## Quiver
The word *quiver* — the portable case for carrying arrows — carries a quiet but telling history, travelling from Old French into Middle English during the high medieval period, when the arrow-case was an essential military object and its name a direct borrowing from the Norman conquerors of England.
## Historical Journey
### Old French and Anglo-Norman Origins
The English word derives from Old French *quivre* or *cuivre*, attested in the 12th century, itself drawn from Anglo-Norman and continental Old French *quiveir*, *coivre*. The Old French forms appear in texts describing military equipment during the Crusading era and the Norman feudal period, when archery remained central to warfare.
The word entered Middle English as *quiver* during the 13th century. The earliest English attestations appear around 1290–1300, coinciding with the period when English was consolidating its enormous lexical debt to French after the Norman Conquest of 1066.
### Germanic Roots
Behind the Old French form lies a Frankish source: reconstructed *\*koker*, a Germanic word for an arrow-case or sheath. This same root appears in Old High German *kohhar* (arrow-case), Middle Dutch *coker*, and Old English *cocur* — though curiously, the Old English form was largely displaced by the French borrowing in the later medieval period rather than surviving on its own trajectory.

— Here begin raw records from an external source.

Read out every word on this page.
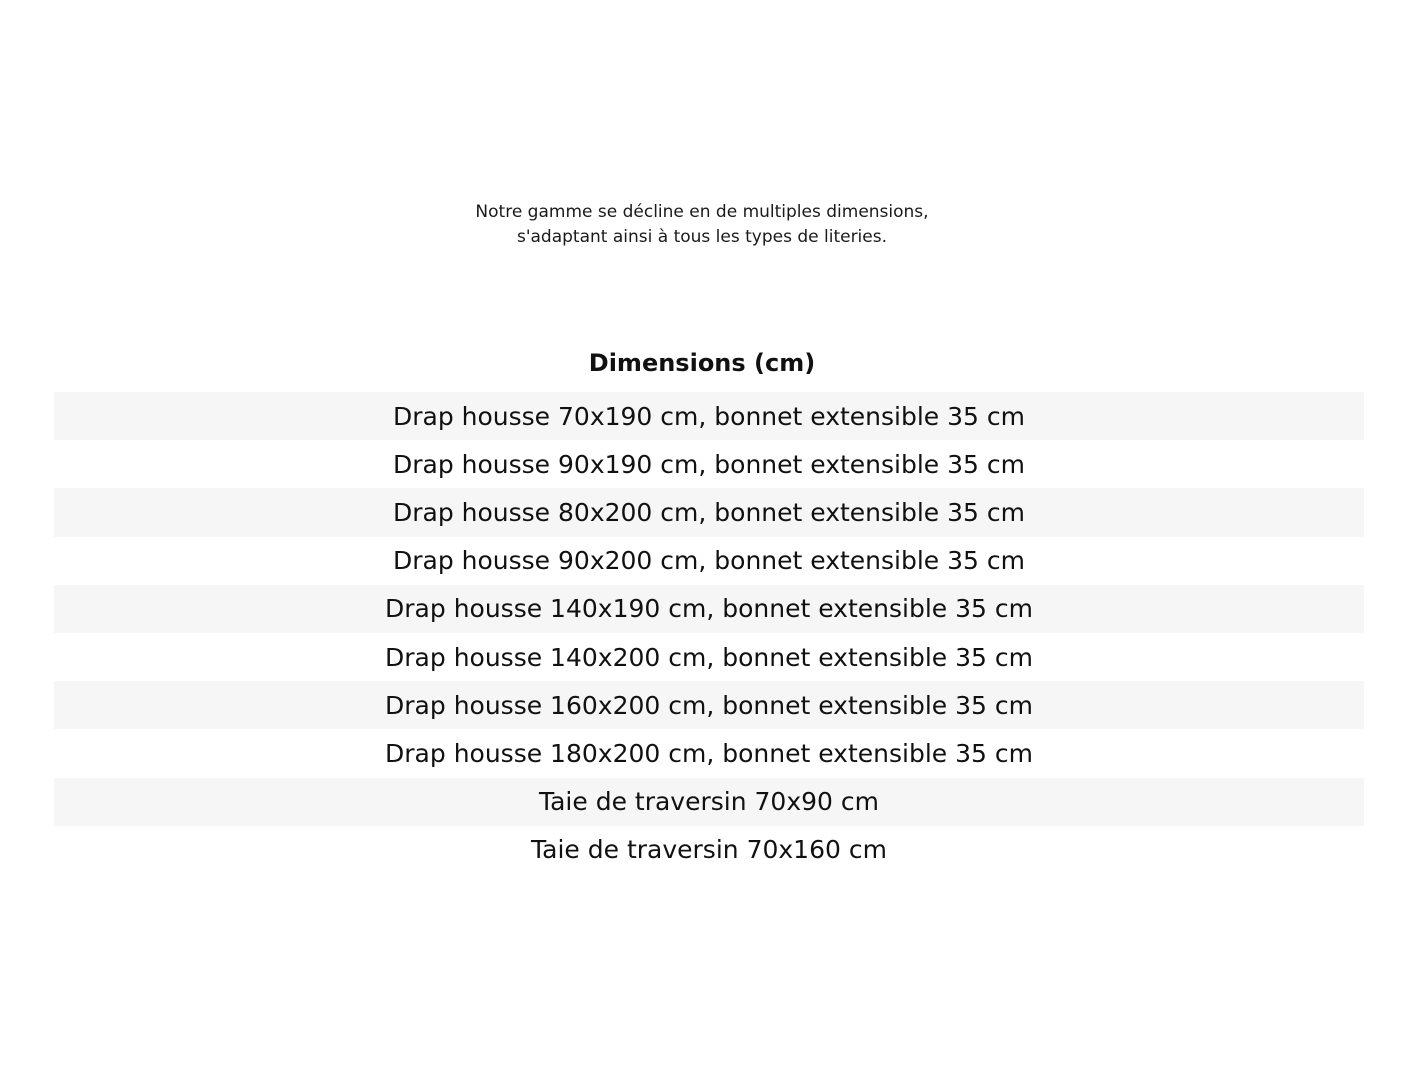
Notre gamme se décline en de multiples dimensions,
s'adaptant ainsi à tous les types de literies.
Dimensions (cm)
Drap housse 70x190 cm, bonnet extensible 35 cm
Drap housse 90x190 cm, bonnet extensible 35 cm
Drap housse 80x200 cm, bonnet extensible 35 cm
Drap housse 90x200 cm, bonnet extensible 35 cm
Drap housse 140x190 cm, bonnet extensible 35 cm
Drap housse 140x200 cm, bonnet extensible 35 cm
Drap housse 160x200 cm, bonnet extensible 35 cm
Drap housse 180x200 cm, bonnet extensible 35 cm
Taie de traversin 70x90 cm
Taie de traversin 70x160 cm
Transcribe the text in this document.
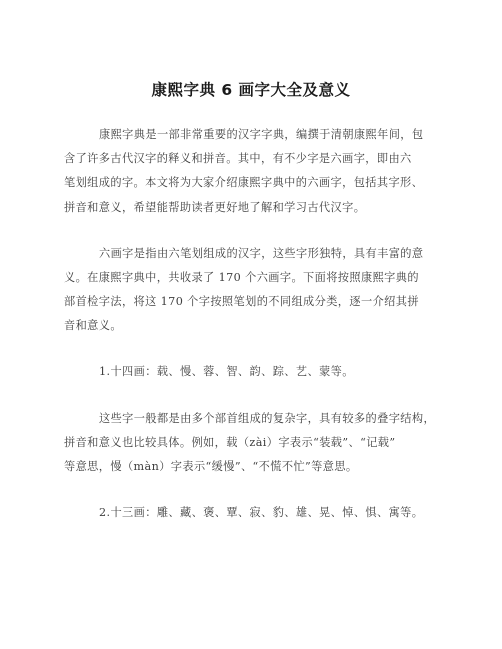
康熙字典 6 画字大全及意义
康熙字典是一部非常重要的汉字字典，编撰于清朝康熙年间，包
含了许多古代汉字的释义和拼音。其中，有不少字是六画字，即由六
笔划组成的字。本文将为大家介绍康熙字典中的六画字，包括其字形、
拼音和意义，希望能帮助读者更好地了解和学习古代汉字。
六画字是指由六笔划组成的汉字，这些字形独特，具有丰富的意
义。在康熙字典中，共收录了 170 个六画字。下面将按照康熙字典的
部首检字法，将这 170 个字按照笔划的不同组成分类，逐一介绍其拼
音和意义。
1.十四画：载、慢、蓉、智、韵、踪、艺、蒙等。
这些字一般都是由多个部首组成的复杂字，具有较多的叠字结构，
拼音和意义也比较具体。例如，载（zài）字表示“装载”、“记载”
等意思，慢（màn）字表示“缓慢”、“不慌不忙”等意思。
2.十三画：雕、藏、褒、覃、寂、豹、雄、晃、悼、惧、寓等。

The Germanic *\*koker* descends from Proto-Germanic *\*kukraz* or *\*kokraz*, a term for a container or case, particularly one cylindrical in form.
### Proto-Indo-European Connections
Proto-Indo-European provides a speculative background. Some etymologists connect it to PIE *\*geu-* (to curve, to arch), which produced Latin *cucuma* (pot), though this connection remains contested. What is more secure is the Germanic-Frankish transmission: the word was native to the Germanic languages in the sense of a sheath or case well before it entered Old French via Frankish influence.
## Cultural Context
### The Arrow-Case Across Civilisations
The object itself is ancient beyond the word's specific etymology. Quivers appear in Egyptian tomb paintings from at least 1350 BCE, in Assyrian relief carvings, and throughout the classical world. The Greek word was *pharetra* (φαρέτρα), the Latin *pharetra* or *corytos* — neither of which survived into the major vernacular languages of Western Europe.
In the medieval English context, the quiver was central to the longbowman's kit. The English and Welsh longbow tradition, decisive at Crécy (1346) and Agincourt (1415), made the arrow-case a familiar and important object. Standard issue for an English archer included 24 arrows — a sheaf — and the quiver to carry them.
### Iconographic Significance
The quiver carries strong iconographic weight: it is the attribute of Artemis and Diana (goddess of the hunt), of Eros and Cupid (whose arrows cause love), and of Apollo in some representations. The quiver crossed from military utility into allegory and heraldry, where it signified readiness, martial virtue, and divine power.
Biblical Hebrew used *ashpah* (אַשְׁפָּה) for the quiver, and the line from Psalm 127 — *'blessed is the man whose quiver is full of them'* — uses the arrow-case as a metaphor for having many sons. This passage entered English culture through the King James Bible (1611) and helped fix the word's metaphorical range.
## Cognates and Relatives
- **Old High German** *kohhar* — arrow-case - **Old English** *cocur* — arrow-case (pre-Norman, later displaced) - **Middle Dutch** *coker* — sheath, case - **Modern German** *Köcher* — quiver (direct descendant of Old High German)
The German *Köcher* is the closest living relative, carrying the same meaning in an unbroken line from Proto-Germanic. English took the detour through French before arriving at essentially the same object and meaning.
## The Homophone
The verb *quiver* (to tremble or shake) is entirely unrelated, deriving from Middle English *quiveren*, likely from an Old English base related to *cwiferlice* (nimbly, actively) — a false friend that has no etymological connection to the arrow-case despite identical modern spelling and pronunciation.
## Modern Usage
In modern English, *quiver* as a noun remains semantically stable — it still means a case for arrows, and the physical object persists in archery sport and hunting. The metaphorical use from Psalm 127 ('a full quiver') remains active in religious discourse. The word has not undergone the dramatic semantic drift common to many medieval military terms.